Why is this class which inherits from ActiveRecord::Base incapable of class_eval ing scope


Note: I know what I'm doing here is probably stupid but I'm not even necessarily going to use this code I'm just curious at this point.

I'm trying to dynamically add an empty Rails scope to a class in the event a specific method is missing on the class

This documentation in particular seems to suggest this should be possible: https://api.rubyonrails.org/classes/ActiveSupport/Concern.html

module Mod
  extend ActiveSupport::Concern

  class_methods do
    def method_missing(m, *args, &block)
      if m.match? /method/
        klass = class << self; self; end

        klass.class_eval { scope :method, -> {} }
      end
    end
  end
end

klass is correctly set to the class here however trying to eval the creation of the scope fails with undefined method 'scope' for #<Class:0x0000560e35d2eb48> however when I call klass.ancestors I can confirm that klass is inheriting from ActiveRecord::Base and should have scope.
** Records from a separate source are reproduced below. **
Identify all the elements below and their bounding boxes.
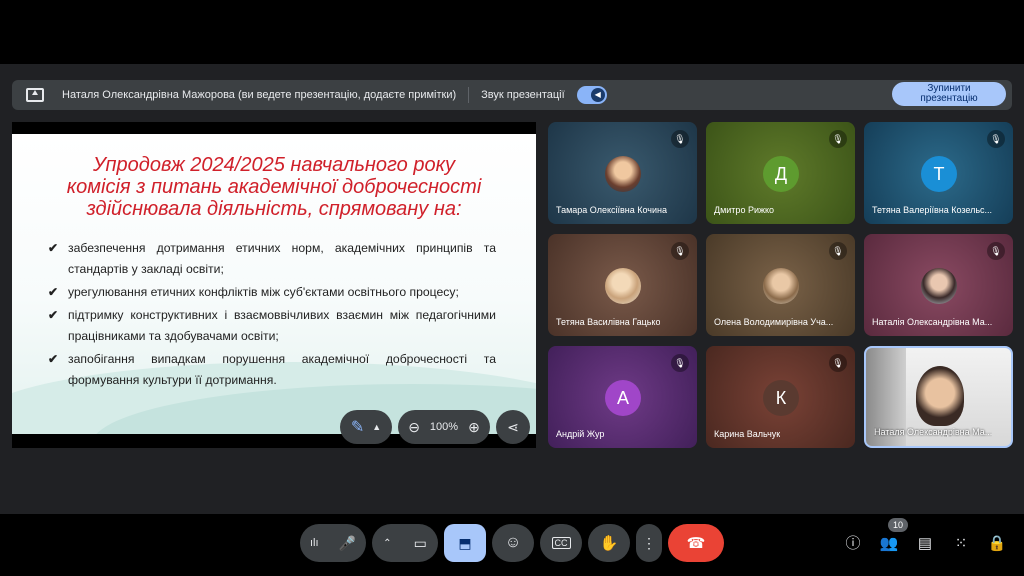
info-icon[interactable]: ⓘ <box>843 534 863 554</box>
microphone-icon: 🎤 <box>338 534 356 551</box>
checkmark-icon: ✔ <box>48 308 59 322</box>
participant-photo <box>763 268 799 304</box>
participant-count-badge: 10 <box>888 518 909 532</box>
raise-hand-button[interactable]: ✋ <box>588 524 630 562</box>
slide-bullet: ✔ забезпечення дотримання етичних норм, а… <box>48 238 496 280</box>
slide-bullet-list: ✔ забезпечення дотримання етичних норм, а… <box>48 238 496 393</box>
participant-name: Дмитро Рижко <box>714 205 775 215</box>
participant-tile[interactable]: 🎙 Тамара Олексіївна Кочина <box>548 122 697 224</box>
slide-title-line: комісія з питань академічної доброчеснос… <box>66 176 482 198</box>
zoom-in-icon[interactable]: ⊕ <box>468 419 480 436</box>
mic-muted-icon: 🎙 <box>829 354 847 372</box>
host-controls-icon[interactable]: 🔒 <box>987 534 1007 554</box>
chevron-up-icon: ⌃ <box>383 537 392 549</box>
participant-initial-avatar: К <box>763 380 799 416</box>
present-now-button[interactable]: ⬒ <box>444 524 486 562</box>
participant-tile-self[interactable]: Наталя Олександрівна Ма... <box>864 346 1013 448</box>
participant-name: Тамара Олексіївна Кочина <box>556 205 667 215</box>
participant-photo <box>605 156 641 192</box>
present-screen-icon: ⬒ <box>458 534 472 551</box>
camera-button[interactable]: ⌃ ▭ <box>372 524 438 562</box>
participant-name: Тетяна Василівна Гацько <box>556 317 661 327</box>
slide-title-line: Упродовж 2024/2025 навчального року <box>92 154 456 176</box>
participant-initial-avatar: Д <box>763 156 799 192</box>
slide-bullet-text: забезпечення дотримання етичних норм, ак… <box>68 241 496 276</box>
mic-muted-icon: 🎙 <box>671 130 689 148</box>
activities-icon[interactable]: ⁙ <box>951 534 971 554</box>
share-icon: ⋖ <box>507 418 519 435</box>
participant-video <box>916 366 964 426</box>
slide-bullet: ✔ урегулювання етичних конфліктів між суб… <box>48 282 496 303</box>
presentation-audio-label: Звук презентації <box>481 89 565 101</box>
mic-muted-icon: 🎙 <box>671 354 689 372</box>
hand-icon: ✋ <box>599 535 619 552</box>
captions-button[interactable]: CC <box>540 524 582 562</box>
mic-muted-icon: 🎙 <box>829 130 847 148</box>
participant-photo <box>921 268 957 304</box>
checkmark-icon: ✔ <box>48 352 59 366</box>
participant-tile[interactable]: К 🎙 Карина Вальчук <box>706 346 855 448</box>
participant-tile[interactable]: 🎙 Олена Володимирівна Уча... <box>706 234 855 336</box>
slide-bullet: ✔ підтримку конструктивних і взаємоввічли… <box>48 305 496 347</box>
checkmark-icon: ✔ <box>48 285 59 299</box>
captions-icon: CC <box>551 537 571 549</box>
participant-initial-avatar: А <box>605 380 641 416</box>
zoom-level: 100% <box>429 421 459 433</box>
stop-presenting-label-2: презентацію <box>920 93 978 104</box>
people-icon[interactable]: 👥 <box>879 534 899 554</box>
mic-muted-icon: 🎙 <box>987 242 1005 260</box>
participant-name: Андрій Жур <box>556 429 605 439</box>
participant-tile[interactable]: 🎙 Наталія Олександрівна Ма... <box>864 234 1013 336</box>
slide-bullet-text: підтримку конструктивних і взаємоввічлив… <box>68 308 496 343</box>
participant-tile[interactable]: Д 🎙 Дмитро Рижко <box>706 122 855 224</box>
participant-name: Карина Вальчук <box>714 429 781 439</box>
slide-bullet-text: запобігання випадкам порушення академічн… <box>68 352 496 387</box>
checkmark-icon: ✔ <box>48 241 59 255</box>
end-call-icon: ☎ <box>686 535 706 552</box>
present-screen-icon <box>26 88 44 102</box>
participant-tile[interactable]: Т 🎙 Тетяна Валеріївна Козельс... <box>864 122 1013 224</box>
presenting-status-text: Наталя Олександрівна Мажорова (ви ведете… <box>62 89 457 101</box>
participant-name: Тетяна Валеріївна Козельс... <box>872 205 993 215</box>
audio-level-icon: ılı <box>310 537 319 549</box>
participant-photo <box>605 268 641 304</box>
participant-tile[interactable]: 🎙 Тетяна Василівна Гацько <box>548 234 697 336</box>
mic-muted-icon: 🎙 <box>829 242 847 260</box>
slide-title: Упродовж 2024/2025 навчального року комі… <box>52 154 496 220</box>
presentation-audio-toggle[interactable]: ◀ <box>576 86 607 104</box>
zoom-out-icon[interactable]: ⊖ <box>408 419 420 436</box>
participant-name: Наталія Олександрівна Ма... <box>872 317 993 327</box>
mic-muted-icon: 🎙 <box>987 130 1005 148</box>
divider <box>468 87 470 103</box>
presenting-bar: Наталя Олександрівна Мажорова (ви ведете… <box>12 80 1012 110</box>
mic-muted-icon: 🎙 <box>671 242 689 260</box>
slide-title-line: здійснювала діяльність, спрямовану на: <box>86 198 462 220</box>
more-options-button[interactable]: ⋮ <box>636 524 662 562</box>
participant-name: Олена Володимирівна Уча... <box>714 317 834 327</box>
chevron-up-icon: ▲ <box>372 422 382 432</box>
stop-presenting-button[interactable]: Зупинити презентацію <box>892 82 1006 106</box>
slide-bullet: ✔ запобігання випадкам порушення академіч… <box>48 349 496 391</box>
mic-button[interactable]: ılı 🎤 <box>300 524 366 562</box>
zoom-controls: ⊖ 100% ⊕ <box>398 410 490 444</box>
participant-name: Наталя Олександрівна Ма... <box>874 427 993 437</box>
camera-icon: ▭ <box>413 534 427 551</box>
presentation-slide: Упродовж 2024/2025 навчального року комі… <box>12 122 536 448</box>
emoji-icon: ☺ <box>504 534 522 551</box>
speaker-icon: ◀ <box>590 88 605 102</box>
leave-call-button[interactable]: ☎ <box>668 524 724 562</box>
meet-window: Наталя Олександрівна Мажорова (ви ведете… <box>0 64 1024 562</box>
pen-icon: ✎ <box>350 419 365 436</box>
slide-content: Упродовж 2024/2025 навчального року комі… <box>12 134 536 434</box>
slide-bullet-text: урегулювання етичних конфліктів між суб'… <box>68 285 459 299</box>
participant-tile[interactable]: А 🎙 Андрій Жур <box>548 346 697 448</box>
reactions-button[interactable]: ☺ <box>492 524 534 562</box>
annotate-pen-button[interactable]: ✎ ▲ <box>340 410 392 444</box>
participant-initial-avatar: Т <box>921 156 957 192</box>
more-vert-icon: ⋮ <box>642 534 656 551</box>
chat-icon[interactable]: ▤ <box>915 534 935 554</box>
share-button[interactable]: ⋖ <box>496 410 530 444</box>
Any ideas why I can't class_eval scope here


Solution

  • Assume that there's a class Person < ActiveRecord::Base that will include your module Mod. In Ruby, inheritant hierarchy look like below (the horizontal superclass chain):

      Class                   Class
        |                       |
      Person -superclass->  ActiveRecord::Base
    

    So that Person.class will not return ActiveRecord::Base but Class:Person (the vertical chain above), that mean your code kclass = class << self; self; end actually return Person.class which is Class:Person - a Class object that has not anything relative to ActiveRecord::Base - so it'll not respond_to? :scope

    module Mod
      extend ActiveSupport::Concern
    
      class_methods do
        # override Person#method_missing
        def method_missing(m, *args, &block)
          # anytime call Person.a_method_that_not_be_defined
          puts self # Person
          kclass = class << self; self; end # <--- Class:Person
    

    So in this case, you should use self.class_eval instead of kclass.class_eval.